Rachel Bryan-Auker, who is Kaigani Haida and Tlingit, is tribal liaison for the Colorado Department of Public Health and Environment. She said the state health agency works closely with the tribes on vaccine distribution and is proud of their collaboration.
“Tribes, and the Urban Indian Health Programs, have shown incredible leadership throughout the response,” said Bryan-Auker. (The Urban Indian Health Programs are nonprofits, including Denver Indian Health and Family Services, that are contracted by the Indian Health Service to provide health care to tribal members.) “We really commend them at how effective they’ve been in vaccinating communities. We’re always learning from them.”
Addressing hesitancy, one person at a time
Patrick Kills Crow, who is 70 years old and a member of the Standing Rock Sioux Tribe, was nervous initially about getting the vaccine when it first became available to him in early January.
Kills Crow has good reasons to be distrustful of anything that smacks of colonization. His parents sent him and his brother to a Catholic boarding school from third grade through high school because they couldn’t afford to take care of the boys. The teachers hit the kids for speaking Sioux, and cut their hair frequently as a form of punishment and to strip them of their culture.
Before Kills Crow had even turned 18, he was fighting in Vietnam—an experience that still haunts him.
“I don’t know if I should trust the government,” said Kills Crow.
But he trusted other people in the Indigenous community, including the people he works with as a consultant at the nonprofit Denver Indian Family Resource Center. (The center is a recent grantee of The Colorado Trust.) And he had seen the devastation that the disease has caused. A niece living in Nebraska died of COVID-19, leaving children behind; she was in her mid-30s.

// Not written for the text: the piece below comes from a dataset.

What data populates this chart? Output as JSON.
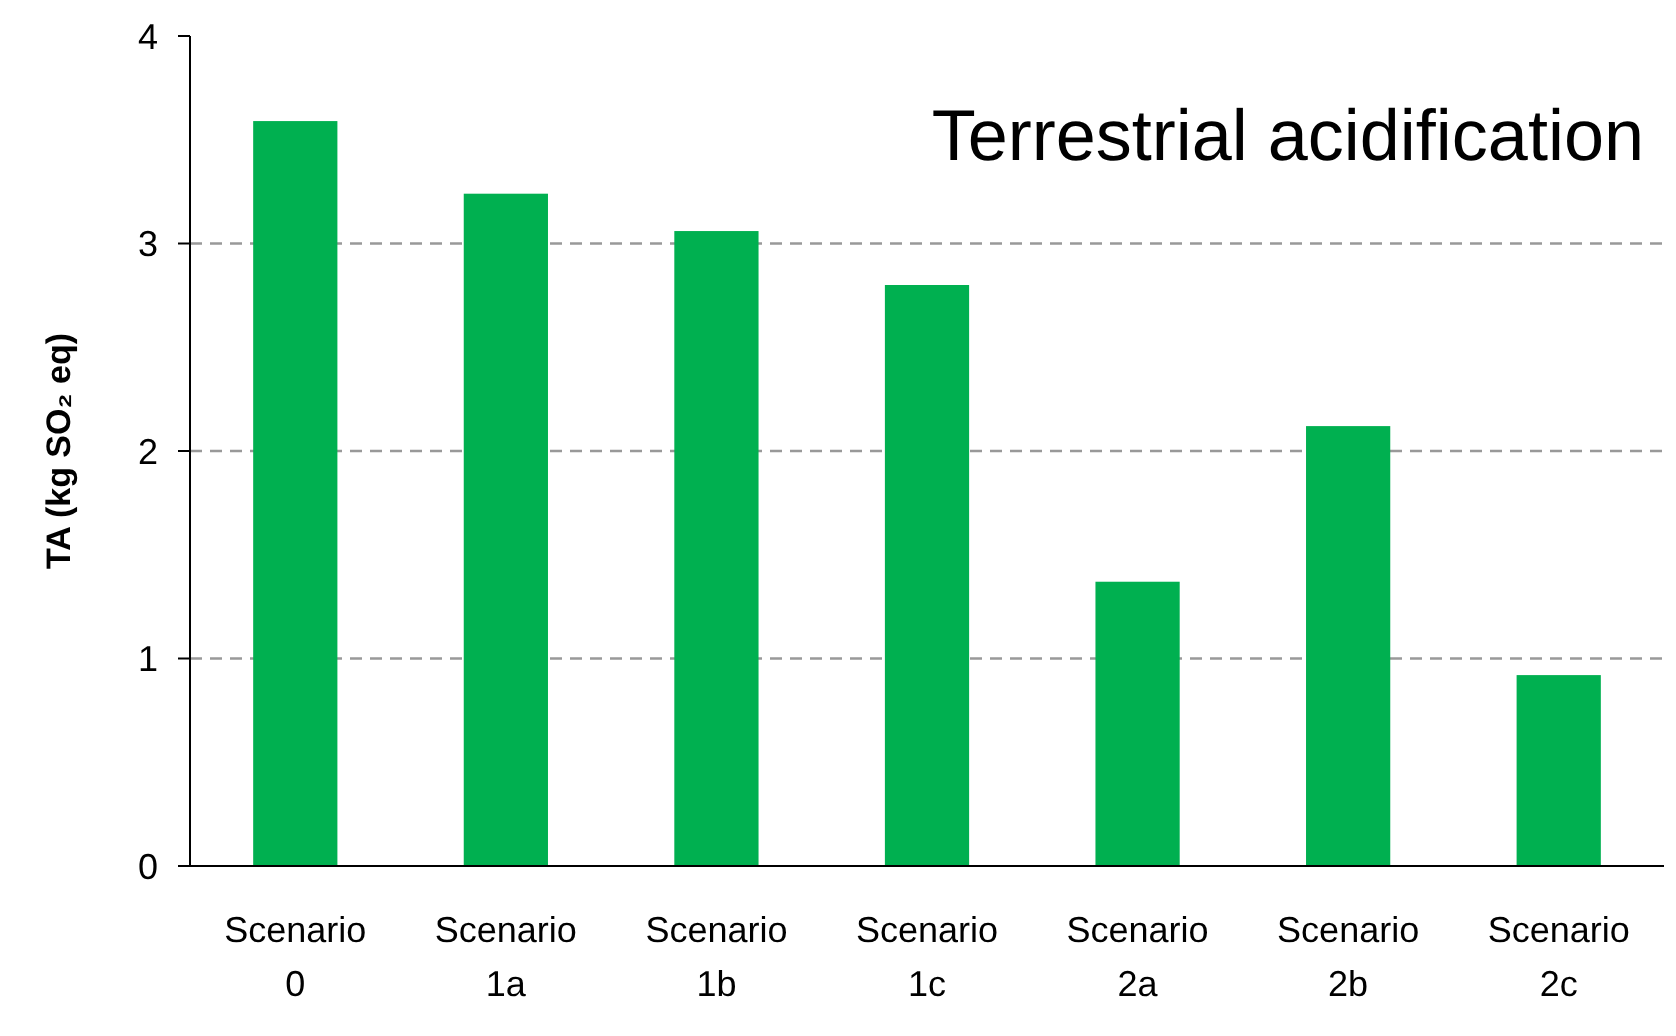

So Kills Crow got the vaccine.
Now, a big part of his job is to talk to other elders about the COVID-19 vaccine. He recently convinced another two people to let him give them a ride to the vaccine clinic.
“They agreed to take the vaccine because they want to be there for their grandkids,” he said.

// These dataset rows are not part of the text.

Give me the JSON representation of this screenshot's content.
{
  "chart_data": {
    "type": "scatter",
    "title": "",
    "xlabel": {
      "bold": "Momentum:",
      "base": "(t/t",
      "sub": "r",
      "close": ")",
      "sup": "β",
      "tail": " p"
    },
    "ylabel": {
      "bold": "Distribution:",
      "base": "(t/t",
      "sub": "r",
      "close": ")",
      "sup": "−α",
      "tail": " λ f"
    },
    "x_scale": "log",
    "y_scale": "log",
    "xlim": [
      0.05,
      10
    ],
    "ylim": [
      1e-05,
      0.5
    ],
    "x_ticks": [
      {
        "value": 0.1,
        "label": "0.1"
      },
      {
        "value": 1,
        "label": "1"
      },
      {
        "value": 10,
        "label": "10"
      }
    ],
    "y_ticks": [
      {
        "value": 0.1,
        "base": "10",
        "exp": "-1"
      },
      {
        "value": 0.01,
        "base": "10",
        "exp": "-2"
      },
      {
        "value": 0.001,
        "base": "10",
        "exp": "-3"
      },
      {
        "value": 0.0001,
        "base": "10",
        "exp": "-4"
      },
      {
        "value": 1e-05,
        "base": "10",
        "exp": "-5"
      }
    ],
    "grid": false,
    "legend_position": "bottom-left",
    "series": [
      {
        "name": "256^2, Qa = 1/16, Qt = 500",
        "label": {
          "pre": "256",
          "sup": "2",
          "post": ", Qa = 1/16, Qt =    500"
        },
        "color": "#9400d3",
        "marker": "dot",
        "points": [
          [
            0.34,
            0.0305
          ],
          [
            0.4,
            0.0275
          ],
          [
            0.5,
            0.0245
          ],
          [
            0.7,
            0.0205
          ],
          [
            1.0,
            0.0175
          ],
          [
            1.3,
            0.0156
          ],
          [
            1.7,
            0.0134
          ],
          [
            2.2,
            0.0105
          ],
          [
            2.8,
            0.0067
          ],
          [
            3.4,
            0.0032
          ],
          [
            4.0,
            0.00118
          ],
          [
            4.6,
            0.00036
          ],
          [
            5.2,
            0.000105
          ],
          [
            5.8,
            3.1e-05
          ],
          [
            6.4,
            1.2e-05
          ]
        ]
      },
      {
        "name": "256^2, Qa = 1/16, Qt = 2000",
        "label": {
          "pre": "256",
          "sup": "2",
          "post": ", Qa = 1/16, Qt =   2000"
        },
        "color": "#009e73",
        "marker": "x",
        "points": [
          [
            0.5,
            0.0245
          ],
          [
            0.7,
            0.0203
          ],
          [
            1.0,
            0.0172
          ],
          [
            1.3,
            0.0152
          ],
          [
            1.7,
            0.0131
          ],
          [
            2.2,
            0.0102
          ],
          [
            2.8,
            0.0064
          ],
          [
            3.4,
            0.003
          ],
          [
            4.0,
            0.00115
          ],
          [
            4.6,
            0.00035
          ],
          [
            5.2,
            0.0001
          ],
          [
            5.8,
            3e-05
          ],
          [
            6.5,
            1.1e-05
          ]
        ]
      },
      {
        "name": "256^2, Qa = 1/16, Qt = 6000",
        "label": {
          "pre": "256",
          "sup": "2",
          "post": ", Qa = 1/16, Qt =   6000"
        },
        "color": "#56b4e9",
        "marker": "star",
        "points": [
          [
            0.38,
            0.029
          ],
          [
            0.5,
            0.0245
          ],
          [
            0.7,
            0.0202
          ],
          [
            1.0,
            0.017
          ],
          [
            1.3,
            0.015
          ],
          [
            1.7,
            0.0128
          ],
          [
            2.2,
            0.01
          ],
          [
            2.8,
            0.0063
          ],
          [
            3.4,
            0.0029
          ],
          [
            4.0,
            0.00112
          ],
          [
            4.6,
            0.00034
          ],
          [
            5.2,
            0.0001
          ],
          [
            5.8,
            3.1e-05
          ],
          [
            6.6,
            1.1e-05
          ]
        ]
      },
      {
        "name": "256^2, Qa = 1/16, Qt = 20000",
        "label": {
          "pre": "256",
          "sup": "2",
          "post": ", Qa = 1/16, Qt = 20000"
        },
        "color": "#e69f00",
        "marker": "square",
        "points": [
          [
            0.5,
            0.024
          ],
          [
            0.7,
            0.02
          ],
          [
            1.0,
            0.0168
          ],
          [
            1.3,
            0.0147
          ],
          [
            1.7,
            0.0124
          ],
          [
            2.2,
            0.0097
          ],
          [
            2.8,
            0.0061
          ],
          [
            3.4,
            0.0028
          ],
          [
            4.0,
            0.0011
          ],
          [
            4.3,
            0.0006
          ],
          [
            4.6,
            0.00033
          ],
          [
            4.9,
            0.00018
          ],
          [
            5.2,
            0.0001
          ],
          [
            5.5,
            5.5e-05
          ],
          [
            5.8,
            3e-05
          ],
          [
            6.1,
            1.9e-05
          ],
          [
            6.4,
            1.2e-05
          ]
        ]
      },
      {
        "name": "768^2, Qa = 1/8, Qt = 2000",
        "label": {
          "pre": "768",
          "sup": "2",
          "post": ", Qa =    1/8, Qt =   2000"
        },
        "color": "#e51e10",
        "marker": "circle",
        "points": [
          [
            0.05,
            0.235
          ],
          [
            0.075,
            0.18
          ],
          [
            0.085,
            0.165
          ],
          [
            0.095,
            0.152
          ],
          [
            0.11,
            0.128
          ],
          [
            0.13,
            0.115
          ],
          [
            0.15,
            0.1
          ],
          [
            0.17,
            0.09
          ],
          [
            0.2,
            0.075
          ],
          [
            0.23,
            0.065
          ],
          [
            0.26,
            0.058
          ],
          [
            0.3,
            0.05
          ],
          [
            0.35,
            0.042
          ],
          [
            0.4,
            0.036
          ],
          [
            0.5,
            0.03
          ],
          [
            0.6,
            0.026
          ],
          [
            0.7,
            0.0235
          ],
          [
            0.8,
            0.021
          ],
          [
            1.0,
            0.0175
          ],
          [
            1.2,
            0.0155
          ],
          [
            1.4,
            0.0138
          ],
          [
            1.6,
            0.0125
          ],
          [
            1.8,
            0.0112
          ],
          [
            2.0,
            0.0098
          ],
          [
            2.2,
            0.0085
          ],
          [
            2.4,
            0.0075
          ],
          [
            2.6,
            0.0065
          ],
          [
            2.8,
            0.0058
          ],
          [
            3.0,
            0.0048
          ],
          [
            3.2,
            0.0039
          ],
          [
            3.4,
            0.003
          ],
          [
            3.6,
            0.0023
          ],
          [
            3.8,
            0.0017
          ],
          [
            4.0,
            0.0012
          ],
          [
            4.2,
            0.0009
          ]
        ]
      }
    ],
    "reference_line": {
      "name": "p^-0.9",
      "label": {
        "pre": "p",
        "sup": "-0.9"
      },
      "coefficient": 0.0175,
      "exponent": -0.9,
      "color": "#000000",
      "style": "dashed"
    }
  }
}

Despite the relative ease of access to vaccines for Native people living in Denver, there are still steep barriers to access for some—like Kills Crow’s sister-in-law, who is housebound because of health problems.
There’s also a lot of misinformation, especially among people who are disconnected from their communities. Kills Crow has experienced being homeless, and empathizes with people he talks to who are unhoused. He sees the way bad information spreads about how the vaccines cause terrible side effects among people with diabetes or mess with DNA (they don’t). “Everybody’s a doctor,” said Kills Crow.

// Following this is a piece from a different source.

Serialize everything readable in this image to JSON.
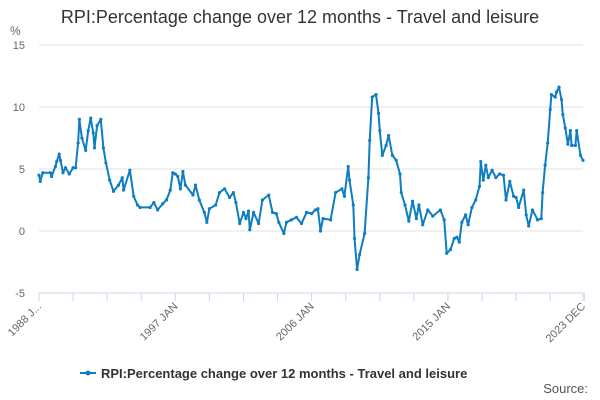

His method of gaining trust is unlikely to be promoted by the Centers for Disease Control and Prevention, but it works: “I bribe them with cigarettes or McDonald’s.”
Tara McLain Manthey, a member of the Osage Nation, is executive director at the Denver Indian Family Resource Center where Kills Crow works. She said the ability to vaccinate staff working at the center has been crucial to resuming in-person services that were impossible in the fall.
Many of these services are vital. Among the center’s responsibilities are providing services to Indigenous families in the child welfare system, including supervised visits between parents and children as well as parenting classes and other resources.
Because of the U.S. history of separating Indigenous families, it’s important that this support comes from within Native communities. But during the COVID-19 surge in the fall, the center was unable to go to people’s houses or invite them in. Now, after being vaccinated, staff plan to go back to supervising parental visits at their offices near City Park.
From Manthey’s perspective, the work of Kills Crow and others provides a model for how vaccines could roll out for everyone, especially as they become more widely available.
Indigenous organizations shared a single-minded focus on the vaccine, she said, and used their best available resource: their people.
Kills Crow “is doing it one by one,” said Manthey. “That’s the future of the vaccination effort.”